Against this background, the CMA has now entered the field as the consumer's champion. Although at first blush an unlikely regulator of the digital world, in fact the increasing dominance of a small cohort of tech titans has long attracted competition authority attention both here and overseas. In June 2019, the CMA opened a consumer enforcement case into the communications sector following concerns over fake and misleading online reviews, and swiftly secured the agreement of Facebook and eBay to crack down on false material which had gone undetected on their platforms. The CMA has now followed up with a further investigation of whether major websites displaying online reviews are taking sufficient measures to protect consumers from fake and misleading write-ups.

To assist it, the CMA will be armed with new powers to seek 'online interface orders' from the courts to force website operators to remove online content, display warnings to consumers and disable or restrict access to online platforms. Online interface orders may be granted where there is a serious risk to collective consumer interests and there is no other means of stopping or preventing breach of specific legislation, including provisions targeting misleading advertising. Interim orders may be sought without notice where a breach is anticipated.
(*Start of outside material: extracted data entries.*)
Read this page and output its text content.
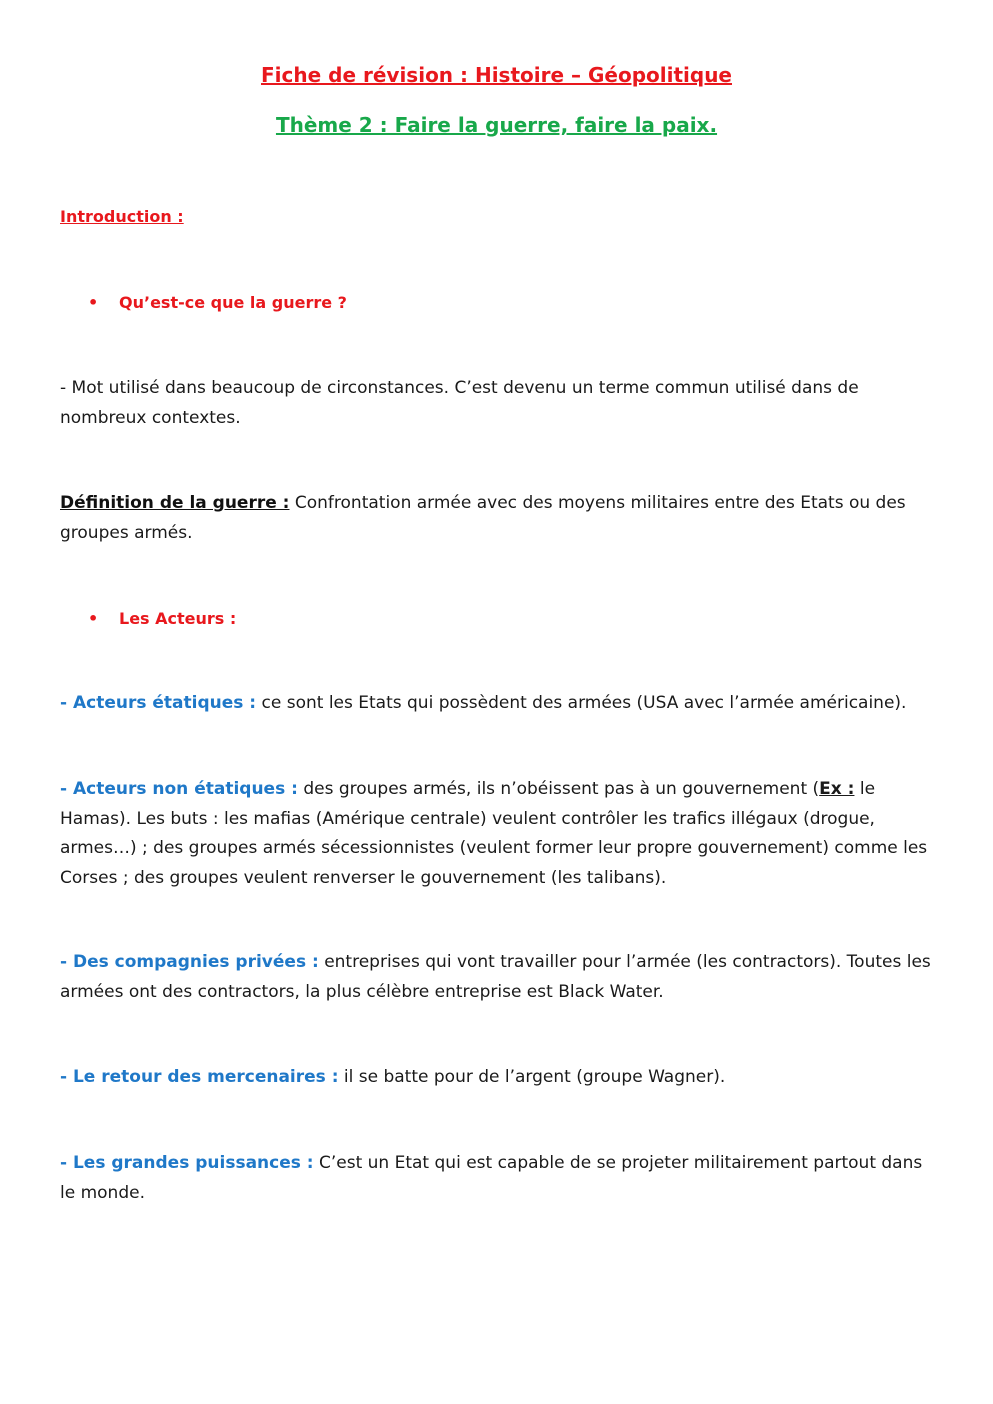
Fiche de révision : Histoire – Géopolitique
Thème 2 : Faire la guerre, faire la paix.
Introduction :
• Qu’est-ce que la guerre ?
- Mot utilisé dans beaucoup de circonstances. C’est devenu un terme commun utilisé dans de nombreux contextes.
Définition de la guerre : Confrontation armée avec des moyens militaires entre des Etats ou des groupes armés.
• Les Acteurs :
- Acteurs étatiques : ce sont les Etats qui possèdent des armées (USA avec l’armée américaine).
- Acteurs non étatiques : des groupes armés, ils n’obéissent pas à un gouvernement (Ex : le Hamas). Les buts : les mafias (Amérique centrale) veulent contrôler les trafics illégaux (drogue, armes…) ; des groupes armés sécessionnistes (veulent former leur propre gouvernement) comme les Corses ; des groupes veulent renverser le gouvernement (les talibans).
- Des compagnies privées : entreprises qui vont travailler pour l’armée (les contractors). Toutes les armées ont des contractors, la plus célèbre entreprise est Black Water.
- Le retour des mercenaires : il se batte pour de l’argent (groupe Wagner).
- Les grandes puissances : C’est un Etat qui est capable de se projeter militairement partout dans le monde.
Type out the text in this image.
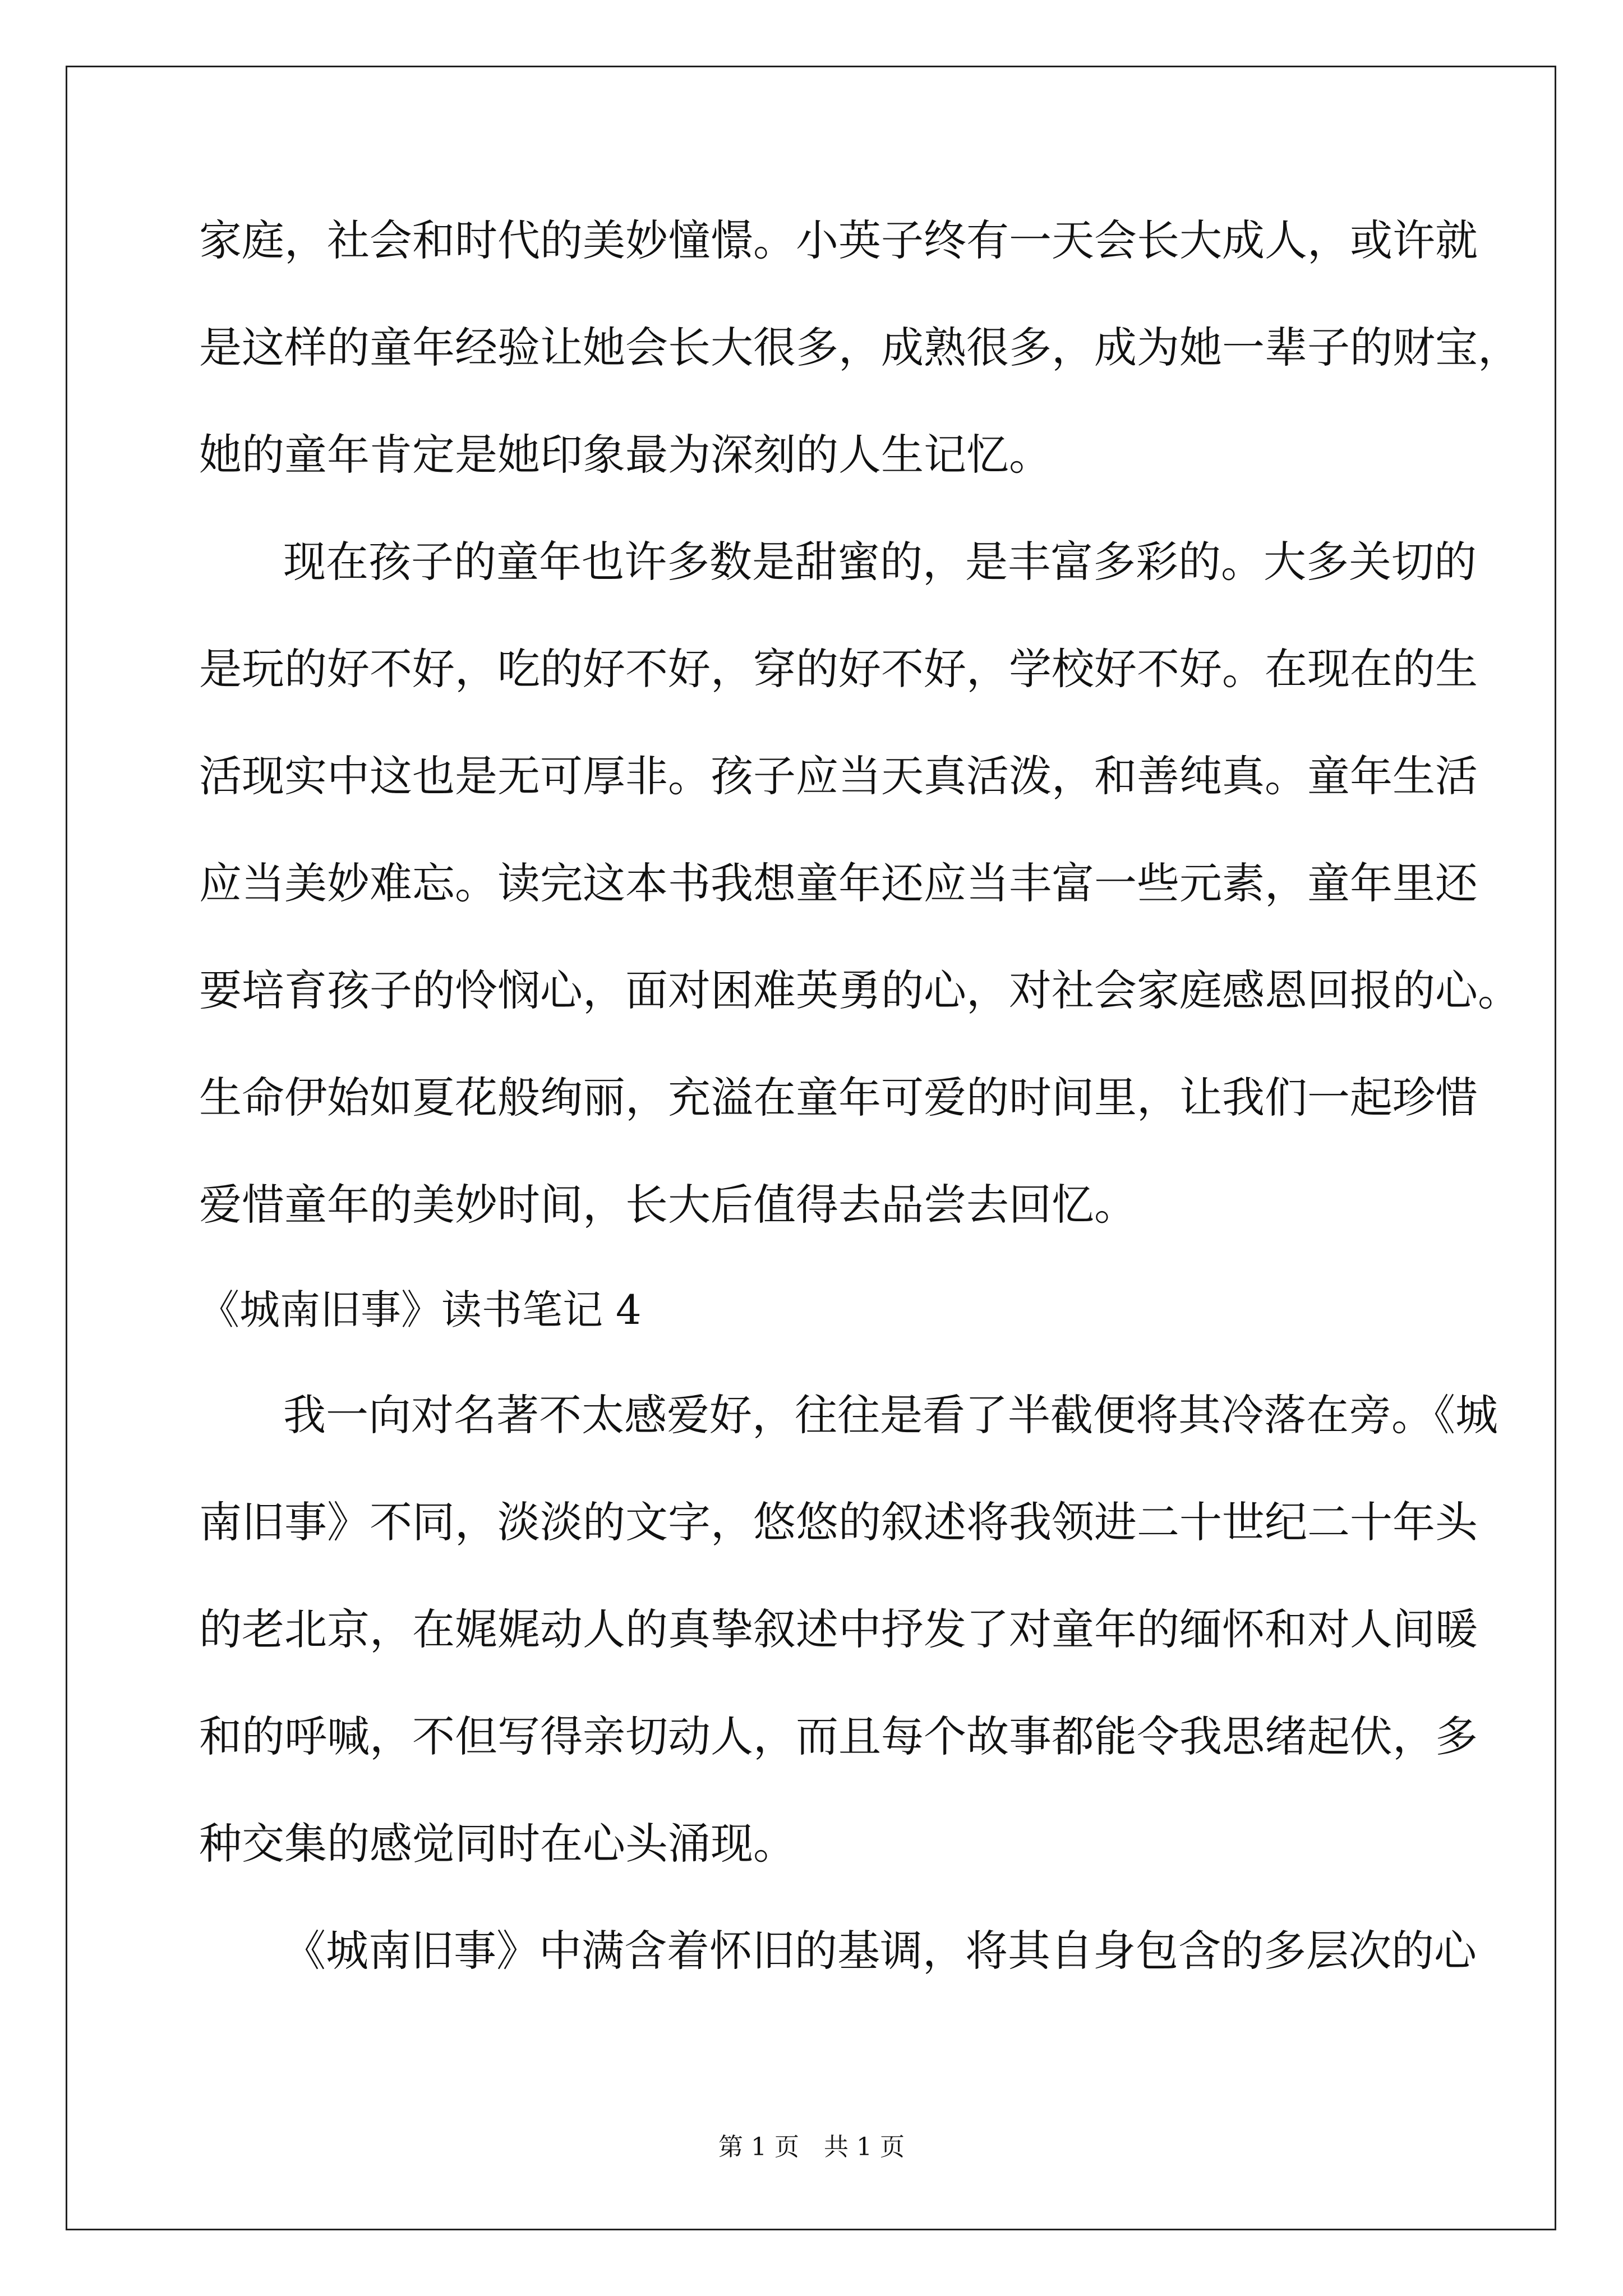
家庭，社会和时代的美妙憧憬。小英子终有一天会长大成人，或许就
是这样的童年经验让她会长大很多，成熟很多，成为她一辈子的财宝，
她的童年肯定是她印象最为深刻的人生记忆。
现在孩子的童年也许多数是甜蜜的，是丰富多彩的。大多关切的
是玩的好不好，吃的好不好，穿的好不好，学校好不好。在现在的生
活现实中这也是无可厚非。孩子应当天真活泼，和善纯真。童年生活
应当美妙难忘。读完这本书我想童年还应当丰富一些元素，童年里还
要培育孩子的怜悯心，面对困难英勇的心，对社会家庭感恩回报的心。
生命伊始如夏花般绚丽，充溢在童年可爱的时间里，让我们一起珍惜
爱惜童年的美妙时间，长大后值得去品尝去回忆。
《城南旧事》读书笔记 4
我一向对名著不太感爱好，往往是看了半截便将其冷落在旁。《城
南旧事》不同，淡淡的文字，悠悠的叙述将我领进二十世纪二十年头
的老北京，在娓娓动人的真挚叙述中抒发了对童年的缅怀和对人间暖
和的呼喊，不但写得亲切动人，而且每个故事都能令我思绪起伏，多
种交集的感觉同时在心头涌现。
《城南旧事》中满含着怀旧的基调，将其自身包含的多层次的心
第 1 页　共 1 页
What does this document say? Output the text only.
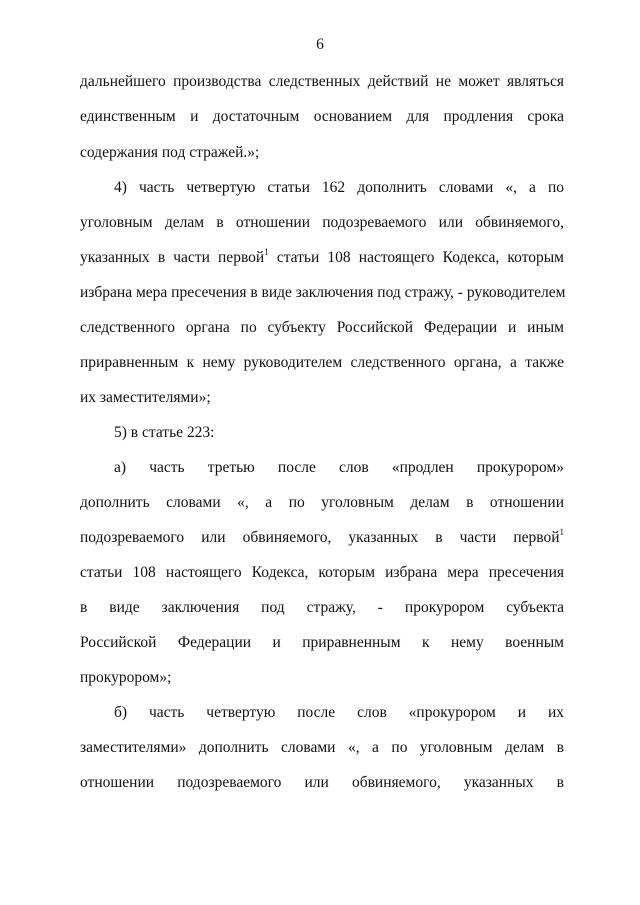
6
дальнейшего производства следственных действий не может являться
единственным и достаточным основанием для продления срока
содержания под стражей.»;
4) часть четвертую статьи 162 дополнить словами «, а по
уголовным делам в отношении подозреваемого или обвиняемого,
указанных в части первой$^1$ статьи 108 настоящего Кодекса, которым
избрана мера пресечения в виде заключения под стражу, - руководителем
следственного органа по субъекту Российской Федерации и иным
приравненным к нему руководителем следственного органа, а также
их заместителями»;
5) в статье 223:
а) часть третью после слов «продлен прокурором»
дополнить словами «, а по уголовным делам в отношении
подозреваемого или обвиняемого, указанных в части первой$^1$
статьи 108 настоящего Кодекса, которым избрана мера пресечения
в виде заключения под стражу, - прокурором субъекта
Российской Федерации и приравненным к нему военным
прокурором»;
б) часть четвертую после слов «прокурором и их
заместителями» дополнить словами «, а по уголовным делам в
отношении подозреваемого или обвиняемого, указанных в
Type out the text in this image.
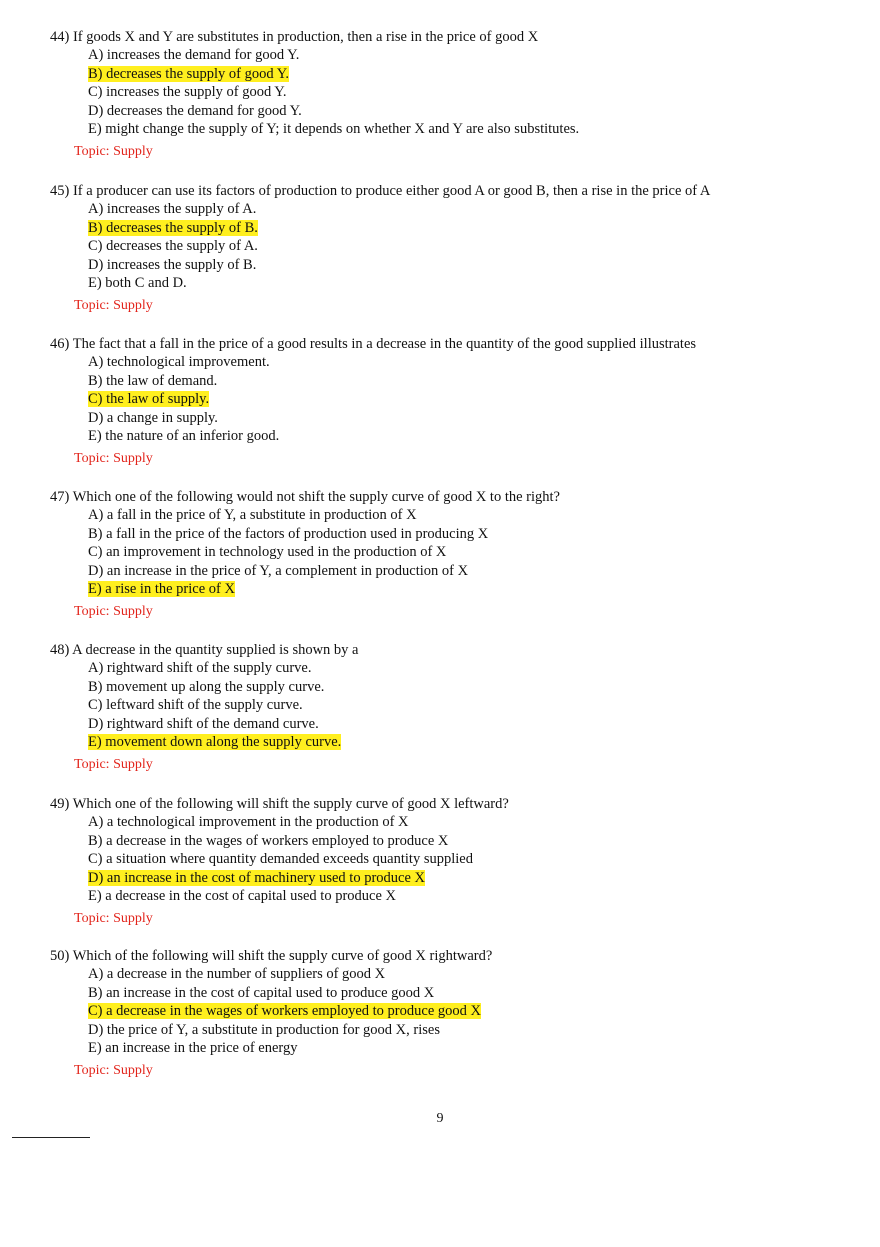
44) If goods X and Y are substitutes in production, then a rise in the price of good X
A) increases the demand for good Y.
B) decreases the supply of good Y.
C) increases the supply of good Y.
D) decreases the demand for good Y.
E) might change the supply of Y; it depends on whether X and Y are also substitutes.
Topic: Supply
45) If a producer can use its factors of production to produce either good A or good B, then a rise in the price of A
A) increases the supply of A.
B) decreases the supply of B.
C) decreases the supply of A.
D) increases the supply of B.
E) both C and D.
Topic: Supply
46) The fact that a fall in the price of a good results in a decrease in the quantity of the good supplied illustrates
A) technological improvement.
B) the law of demand.
C) the law of supply.
D) a change in supply.
E) the nature of an inferior good.
Topic: Supply
47) Which one of the following would not shift the supply curve of good X to the right?
A) a fall in the price of Y, a substitute in production of X
B) a fall in the price of the factors of production used in producing X
C) an improvement in technology used in the production of X
D) an increase in the price of Y, a complement in production of X
E) a rise in the price of X
Topic: Supply
48) A decrease in the quantity supplied is shown by a
A) rightward shift of the supply curve.
B) movement up along the supply curve.
C) leftward shift of the supply curve.
D) rightward shift of the demand curve.
E) movement down along the supply curve.
Topic: Supply
49) Which one of the following will shift the supply curve of good X leftward?
A) a technological improvement in the production of X
B) a decrease in the wages of workers employed to produce X
C) a situation where quantity demanded exceeds quantity supplied
D) an increase in the cost of machinery used to produce X
E) a decrease in the cost of capital used to produce X
Topic: Supply
50) Which of the following will shift the supply curve of good X rightward?
A) a decrease in the number of suppliers of good X
B) an increase in the cost of capital used to produce good X
C) a decrease in the wages of workers employed to produce good X
D) the price of Y, a substitute in production for good X, rises
E) an increase in the price of energy
Topic: Supply
9
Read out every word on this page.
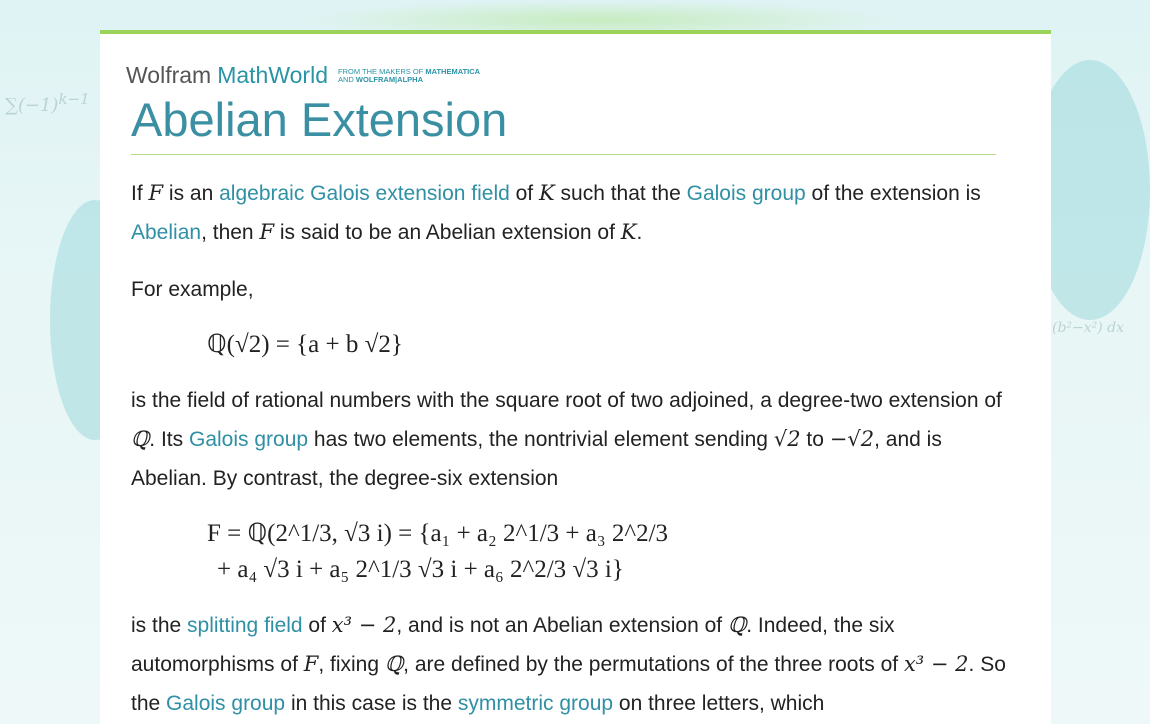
$\sum(-1)^{k-1}$
(b²−x²) dx
Wolfram MathWorld FROM THE MAKERS OF MATHEMATICA
AND WOLFRAM|ALPHA
Abelian Extension

If F is an algebraic Galois extension field of K such that the Galois group of the extension is Abelian, then F is said to be an Abelian extension of K.

For example,

ℚ(√2) = {a + b √2}

is the field of rational numbers with the square root of two adjoined, a degree-two extension of ℚ. Its Galois group has two elements, the nontrivial element sending √2 to −√2, and is Abelian. By contrast, the degree-six extension

F = ℚ(2^1/3, √3 i) = {a₁ + a₂ 2^1/3 + a₃ 2^2/3
+ a₄ √3 i + a₅ 2^1/3 √3 i + a₆ 2^2/3 √3 i}

is the splitting field of x³ − 2, and is not an Abelian extension of ℚ. Indeed, the six automorphisms of F, fixing ℚ, are defined by the permutations of the three roots of x³ − 2. So the Galois group in this case is the symmetric group on three letters, which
Cementing its credentials as a regulator in the digital sphere still further, on 1 July 2020, the CMA published its detailed findings after conducting a year-long market study of online platforms and digital advertising. The report calls for a new regulatory regime to promote online competition and announced the teaming-up of the CMA, the Information Commissioner and the future online harms regulator, Ofcom, to create a Digital Markets Taskforce to advise on how a new regulatory regime for digital markets might be designed.

Setting a punishing timetable, the new Taskforce aims to deliver its advice to the Government by the end of 2020. By that time, though, it may be jockeying for attention with a crowded field of priorities, including the end of the Brexit transition period and a predicted second wave of Covid-19 infections.

And with the Secretary of State for Culture, Media and Sport expressly looking to the £149 billion digital sector to create jobs and power the UK out of the coming recession, there are suspicions that the Government will be reluctant to toughen digital regulation if it jeopardises inward investment into the UK tech industry. Facing such countervailing economic and regulatory crosswinds, we will soon learn where the Government's true priorities lie in the online sphere.